The output result is:

car instance...
Fill properties
car ... init...
 Container creation complete...
car ... detory...

Viewing the output results, you can see that the life cycle of Car is consistent with the figure above

##Life cycle construction principle
Let's take a look at how it is implemented in the Spring source code. Let's make a breakpoint in the custom Bean post processor MyBeanPostProcessor to see the method call stack

Here's a reminder. It's cumbersome to look at the source code of Spring. It's easy to get caught up in the details.

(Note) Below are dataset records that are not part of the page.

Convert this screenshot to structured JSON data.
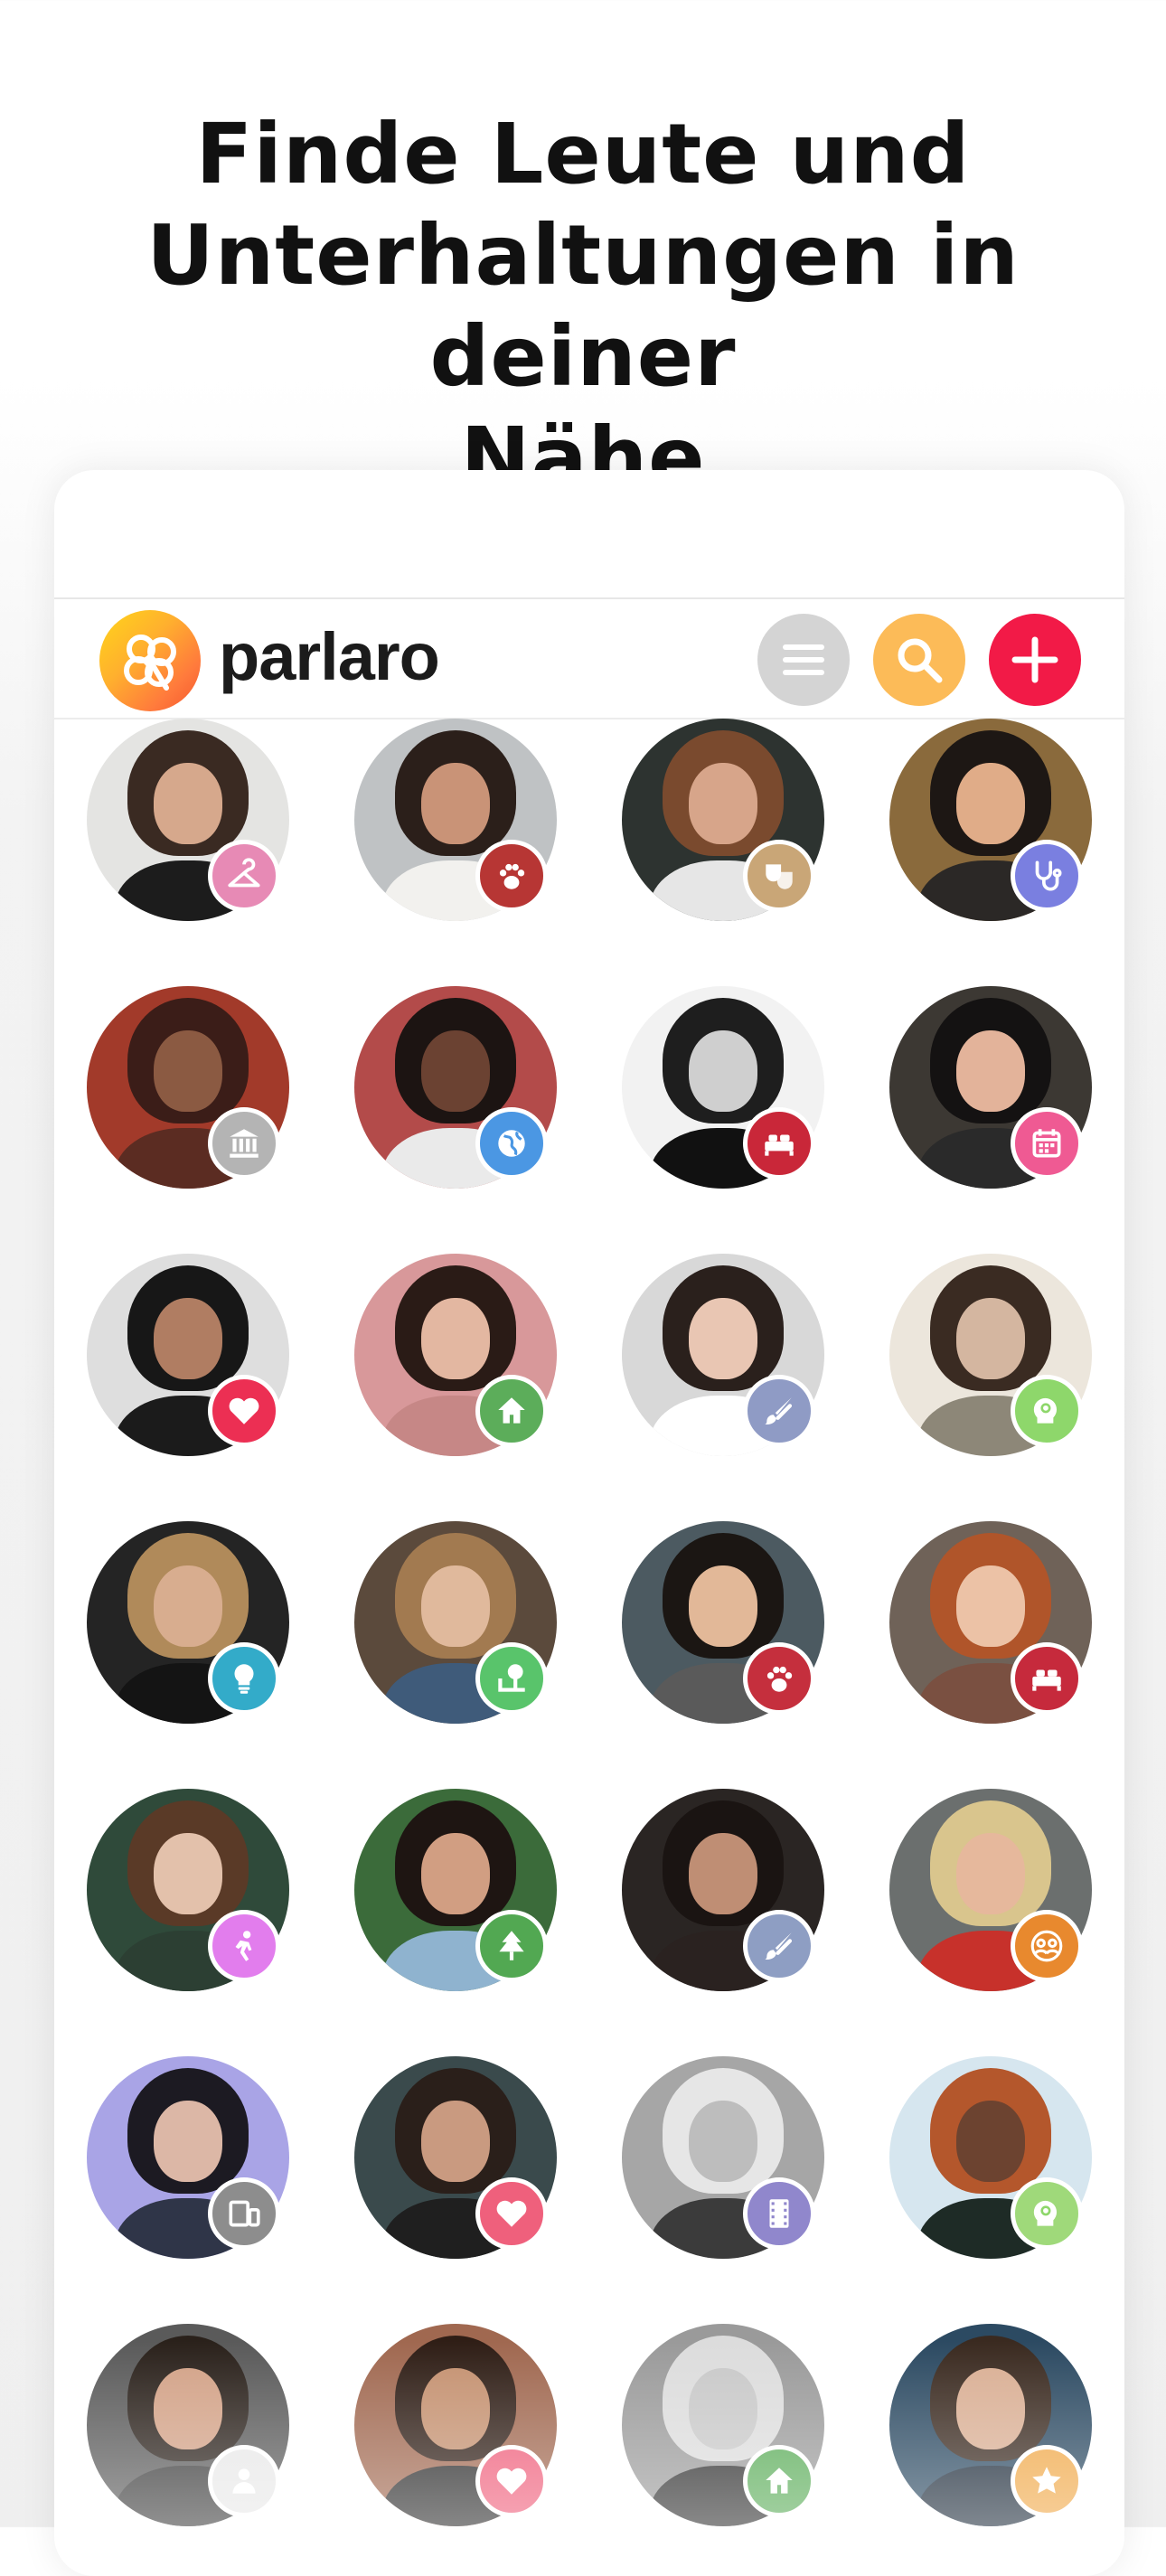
{
  "headline": [
    "Finde Leute und",
    "Unterhaltungen in deiner",
    "Nähe"
  ],
  "app": {
    "brand": "parlaro",
    "colors": {
      "menu": "#d4d4d4",
      "search": "#fcbb58",
      "add": "#f21a47"
    }
  },
  "profiles": [
    {
      "bg": "#e4e4e2",
      "hair": "#3a2a22",
      "skin": "#d6a88c",
      "shirt": "#1c1c1c",
      "badge": "#e78ab5",
      "icon": "hanger-icon"
    },
    {
      "bg": "#bfc2c4",
      "hair": "#2b1f1a",
      "skin": "#c99377",
      "shirt": "#f2f1ee",
      "badge": "#b73634",
      "icon": "paw-icon"
    },
    {
      "bg": "#2d3330",
      "hair": "#7a4a2e",
      "skin": "#d7a58a",
      "shirt": "#e6e6e6",
      "badge": "#c9a677",
      "icon": "theater-masks-icon"
    },
    {
      "bg": "#8a6a3c",
      "hair": "#1d1714",
      "skin": "#e0ac88",
      "shirt": "#2b2826",
      "badge": "#7a7fe0",
      "icon": "stethoscope-icon"
    },
    {
      "bg": "#a23a2a",
      "hair": "#3b1d18",
      "skin": "#8b5a42",
      "shirt": "#5b2c22",
      "badge": "#b4b4b4",
      "icon": "museum-icon"
    },
    {
      "bg": "#b34b4a",
      "hair": "#1c1412",
      "skin": "#6b4232",
      "shirt": "#eaeaea",
      "badge": "#4b97e3",
      "icon": "globe-icon"
    },
    {
      "bg": "#f2f2f2",
      "hair": "#1e1e1e",
      "skin": "#cfcfcf",
      "shirt": "#111111",
      "badge": "#c92739",
      "icon": "bed-icon"
    },
    {
      "bg": "#3c3833",
      "hair": "#141212",
      "skin": "#e3b39a",
      "shirt": "#2a2a2a",
      "badge": "#ef5a93",
      "icon": "calendar-icon"
    },
    {
      "bg": "#dedede",
      "hair": "#171717",
      "skin": "#b07d62",
      "shirt": "#1b1b1b",
      "badge": "#ec2f53",
      "icon": "heart-icon"
    },
    {
      "bg": "#d8989a",
      "hair": "#2a1b16",
      "skin": "#e3b7a1",
      "shirt": "#c68786",
      "badge": "#5cad5a",
      "icon": "home-icon"
    },
    {
      "bg": "#d8d8d8",
      "hair": "#2a201c",
      "skin": "#e9c6b3",
      "shirt": "#ffffff",
      "badge": "#8f9bc5",
      "icon": "paintbrush-icon"
    },
    {
      "bg": "#ece6dc",
      "hair": "#3a2b22",
      "skin": "#d4b6a0",
      "shirt": "#8d8778",
      "badge": "#8ed76b",
      "icon": "mind-icon"
    },
    {
      "bg": "#242424",
      "hair": "#b08a5a",
      "skin": "#d8ad8f",
      "shirt": "#141414",
      "badge": "#33abc9",
      "icon": "lightbulb-icon"
    },
    {
      "bg": "#5b4a3c",
      "hair": "#a27a50",
      "skin": "#e0b99c",
      "shirt": "#3f5b7a",
      "badge": "#59c46b",
      "icon": "park-icon"
    },
    {
      "bg": "#4c5a61",
      "hair": "#1b1613",
      "skin": "#e2b898",
      "shirt": "#5a5a5a",
      "badge": "#c52f3d",
      "icon": "paw-icon"
    },
    {
      "bg": "#6f6258",
      "hair": "#b0552a",
      "skin": "#ecc2a6",
      "shirt": "#7a5041",
      "badge": "#c62a3c",
      "icon": "bed-icon"
    },
    {
      "bg": "#2f4a3a",
      "hair": "#5a3a27",
      "skin": "#e3c1ab",
      "shirt": "#2c3f33",
      "badge": "#e27ded",
      "icon": "dance-icon"
    },
    {
      "bg": "#3b6b3a",
      "hair": "#1e1512",
      "skin": "#d19e82",
      "shirt": "#8fb3cf",
      "badge": "#52a852",
      "icon": "tree-icon"
    },
    {
      "bg": "#2a2523",
      "hair": "#1a1412",
      "skin": "#bf8e74",
      "shirt": "#2a2220",
      "badge": "#8e9ec3",
      "icon": "paintbrush-icon"
    },
    {
      "bg": "#6b6f6e",
      "hair": "#d9c58d",
      "skin": "#e6b89c",
      "shirt": "#c7312b",
      "badge": "#e8892e",
      "icon": "community-icon"
    },
    {
      "bg": "#a9a4e6",
      "hair": "#1c1a22",
      "skin": "#dcb7a6",
      "shirt": "#2f3548",
      "badge": "#8d8d8d",
      "icon": "devices-icon"
    },
    {
      "bg": "#3a4a4c",
      "hair": "#2a1f1a",
      "skin": "#c99a80",
      "shirt": "#1f1f1f",
      "badge": "#ef607c",
      "icon": "heart-icon"
    },
    {
      "bg": "#a6a6a6",
      "hair": "#e6e6e6",
      "skin": "#bdbdbd",
      "shirt": "#3b3b3b",
      "badge": "#9087cc",
      "icon": "film-icon"
    },
    {
      "bg": "#d6e6ef",
      "hair": "#b4572c",
      "skin": "#6c4330",
      "shirt": "#1e2b26",
      "badge": "#9fd97a",
      "icon": "mind-icon"
    },
    {
      "bg": "#5a5a5a",
      "hair": "#2a211b",
      "skin": "#d2a186",
      "shirt": "#3b3b3b",
      "badge": "#e8e8e8",
      "icon": "person-icon"
    },
    {
      "bg": "#a06850",
      "hair": "#2f1e16",
      "skin": "#c4906f",
      "shirt": "#2a2a2a",
      "badge": "#ef607c",
      "icon": "heart-icon"
    },
    {
      "bg": "#9a9a9a",
      "hair": "#dcdcdc",
      "skin": "#c8c8c8",
      "shirt": "#2e2e2e",
      "badge": "#5cad5a",
      "icon": "home-icon"
    },
    {
      "bg": "#2c4a62",
      "hair": "#3a2a20",
      "skin": "#d9ae93",
      "shirt": "#1d2b3a",
      "badge": "#f0a94a",
      "icon": "star-icon"
    }
  ]
}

Therefore, we should grasp the key code and sort out the overall context, and we shouldn't and don't miss the details too much

Here, we mainly take a look at the doCreateBean method of AbstractAutowireCapableBeanFactory, in which there is such a piece of code

//Instantiate bean s
if (mbd.isSingleton()) {
    instanceWrapper = (BeanWrapper)this.factoryBeanInstanceCache.remove(beanName);
if (instanceWrapper == null) {
    instanceWrapper = this.createBeanInstance(beanName, mbd, args);
try {
    // Populate the properties of the bean
    this.populateBean(beanName, mbd, instanceWrapper);
    if (exposedObject != null) {
        exposedObject = this.initializeBean(beanName, exposedObject, mbd);

Continue to see what is done in the initializeBean method

// The callback implements the methods in the xxxAware interface
this.invokeAwareMethods(beanName, bean);
// Call the postProcessorsBeforeInitialization method of BeanPostProcessor
wrappedBean = this.applyBeanPostProcessorsBeforeInitialization(bean, beanName);
try {
    //Call the initialization method (custom initialization method or implement the initializingbean interface)
    invokeInitMethods(beanName, wrappedBean, mbd);
}catch (Throwable ex) {

if (mbd == null || !mbd.isSynthetic()) {
    // Call the postProcessorsAfterInitialization method of BeanPostProcessor
    wrappedBean = applyBeanPostProcessorsAfterInitialization(wrappedBean, beanName);

Next, combined with the source code, the life cycle process of Bean is given in the form of pseudo code, but it does not include two destruction stages

 // Create Bean 
 new Bean();
 // Assign properties to bean s
 populateBean(beanName, mbd, instanceWrapper);
 // Here is a series of operations on bean s
 initializeBean() {
    applyBeanPostProcessorsBeforeInitialization(wrappedBean, beanName);
    invokeInitMethods(beanName, wrappedBean, mbd);Perform custom initialization
        if(bean instanceof InitializingBean){
            ((InitializingBean) bean).afterPropertiesSet();
        if(mbd.getInitMethodName()!=null){ //Custom initialization method execution
            invokeCustomInitMethod(beanName, bean, mbd);
    applyBeanPostProcessorsAfterInitialization(wrappedBean, beanName);


In Spring, the life cycle of a bean is a long process, with many steps, and each step can control the bean. Understanding this process is very helpful for us to read the Spring source code and expand Spring.